Submitted by Jim Aune on October 30, 2006 - 10:07am
I had an interesting conversation on Friday with my doctoral advisee Yogita Sharma. I've been puzzling for a long time about the relationship between "persuasion" and "incitement"--I'm skeptical, like all free speech absolutists, about whether such a thing as "incitement" even exists. So I asked her how the terms play out in Hindi. Here's her answer, based on her own understanding of her native tongue, and from the standard dictionary:
1) Persuade: to influence by argument (phusalaana-this is used negatively); to
prevail on (manaana); to induce (uksaana); to explain (samjhaana-used
2) Persuasion: act of persuading (prateetikaran-rarely used word); inducement (protsahana-it doesn't mean inducement from what I know rather it means encouragement)

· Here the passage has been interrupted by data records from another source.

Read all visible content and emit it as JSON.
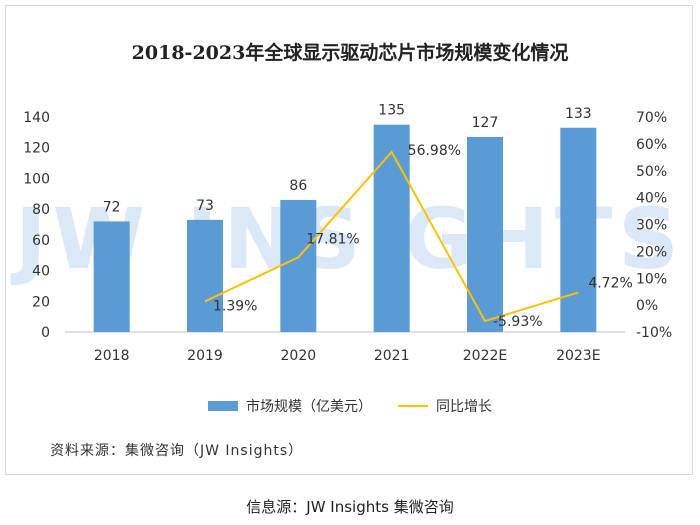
{
  "chart_data": {
    "type": "bar",
    "title": "2018-2023年全球显示驱动芯片市场规模变化情况",
    "watermark": "JW INSIGHTS",
    "categories": [
      "2018",
      "2019",
      "2020",
      "2021",
      "2022E",
      "2023E"
    ],
    "series": [
      {
        "name": "市场规模（亿美元）",
        "type": "bar",
        "axis": "left",
        "values": [
          72,
          73,
          86,
          135,
          127,
          133
        ],
        "labels": [
          "72",
          "73",
          "86",
          "135",
          "127",
          "133"
        ],
        "color": "#5b9bd5"
      },
      {
        "name": "同比增长",
        "type": "line",
        "axis": "right",
        "x": [
          "2019",
          "2020",
          "2021",
          "2022E",
          "2023E"
        ],
        "values": [
          1.39,
          17.81,
          56.98,
          -5.93,
          4.72
        ],
        "labels": [
          "1.39%",
          "17.81%",
          "56.98%",
          "-5.93%",
          "4.72%"
        ],
        "color": "#ffc000"
      }
    ],
    "ylim_left": [
      0,
      140
    ],
    "yticks_left": [
      "0",
      "20",
      "40",
      "60",
      "80",
      "100",
      "120",
      "140"
    ],
    "ylim_right": [
      -10,
      70
    ],
    "yticks_right": [
      "-10%",
      "0%",
      "10%",
      "20%",
      "30%",
      "40%",
      "50%",
      "60%",
      "70%"
    ],
    "legend_position": "bottom",
    "grid": false
  },
  "legend": {
    "bar_label": "市场规模（亿美元）",
    "line_label": "同比增长"
  },
  "source_note": "资料来源：集微咨询（JW Insights）",
  "caption": "信息源：JW Insights 集微咨询"
}
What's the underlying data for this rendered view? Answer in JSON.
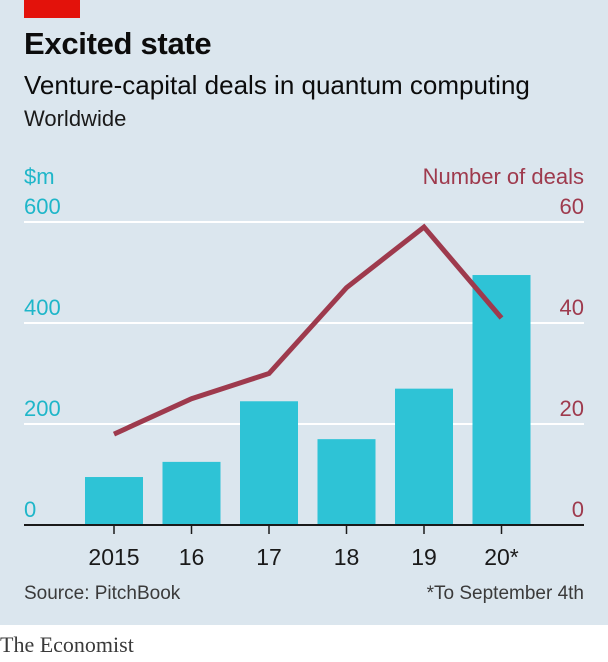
{
  "header": {
    "title": "Excited state",
    "subtitle": "Venture-capital deals in quantum computing",
    "region": "Worldwide"
  },
  "axes": {
    "left_unit": "$m",
    "right_unit": "Number of deals"
  },
  "footer": {
    "source": "Source: PitchBook",
    "footnote": "*To September 4th",
    "brand": "The Economist"
  },
  "colors": {
    "bars": "#2ec3d6",
    "line": "#9e3a4d",
    "left_axis": "#1fb6c9",
    "right_axis": "#9e3a4d",
    "grid": "#ffffff",
    "baseline": "#1a1a1a",
    "accent": "#e3120b"
  },
  "chart_data": {
    "type": "bar",
    "categories": [
      "2015",
      "16",
      "17",
      "18",
      "19",
      "20*"
    ],
    "series": [
      {
        "values": [
          95,
          125,
          245,
          170,
          270,
          495
        ],
        "axis": "left"
      },
      {
        "values": [
          18,
          25,
          30,
          47,
          59,
          41
        ],
        "axis": "right",
        "type": "line"
      }
    ],
    "y_left": {
      "ylim": [
        0,
        600
      ],
      "ticks": [
        "0",
        "200",
        "400",
        "600"
      ]
    },
    "y_right": {
      "ylim": [
        0,
        60
      ],
      "ticks": [
        "0",
        "20",
        "40",
        "60"
      ]
    },
    "grid": true
  }
}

3) I also looked up Prateeti (Prateeti-karan=act of doing Prateeti):
knowledge, clear or distinct perception or apprehension, conviction,assurance, confidence, appearance. A more commonly used word in Hindi is Prateet which means known, evident, apparent etc.
4) Incite: to instigate (utteyjit karana-Hindi meaning similar to English)
--This is the larger, metarhetorical question that interests me: without descending into happy multiculturalism, how do we think about "persuasion" in "folk" terms, before and while we think about it academically. I was reading Salon's wonderful series on place and literature this morning while my autistic son was up at 3 and demanding to listen to Steve Earle (Daniel can't talk, but he knows his music). Naturally, I read with special interest the article on Norway. The author discusses the Eddas and Sigrid Undset (neither of which I've read, although I have my mother's copy of Kristin Lavransdatter on the shelf), and writes: "In "Voluspá," the first poem in the Elder Edda, the seeress tells Odin the ghastly sequence of events through which the world will end. Odin will be devoured by the wolf called Fenris. His doom is inescapable. But the fatalism of the Eddas requires him to accept it and fight a hopeless battle against it all the same. I sense this quality in Norwegians even now. There is an admirably unsentimental toughness to these people. We all know how life ends; we will lose everything. In the meantime, we can, if we choose, proudly and uncomplainingly resist the inevitable." All seems entirely true to me (and sounds just like my father); how would such a cultural expectation shape persuasive norms?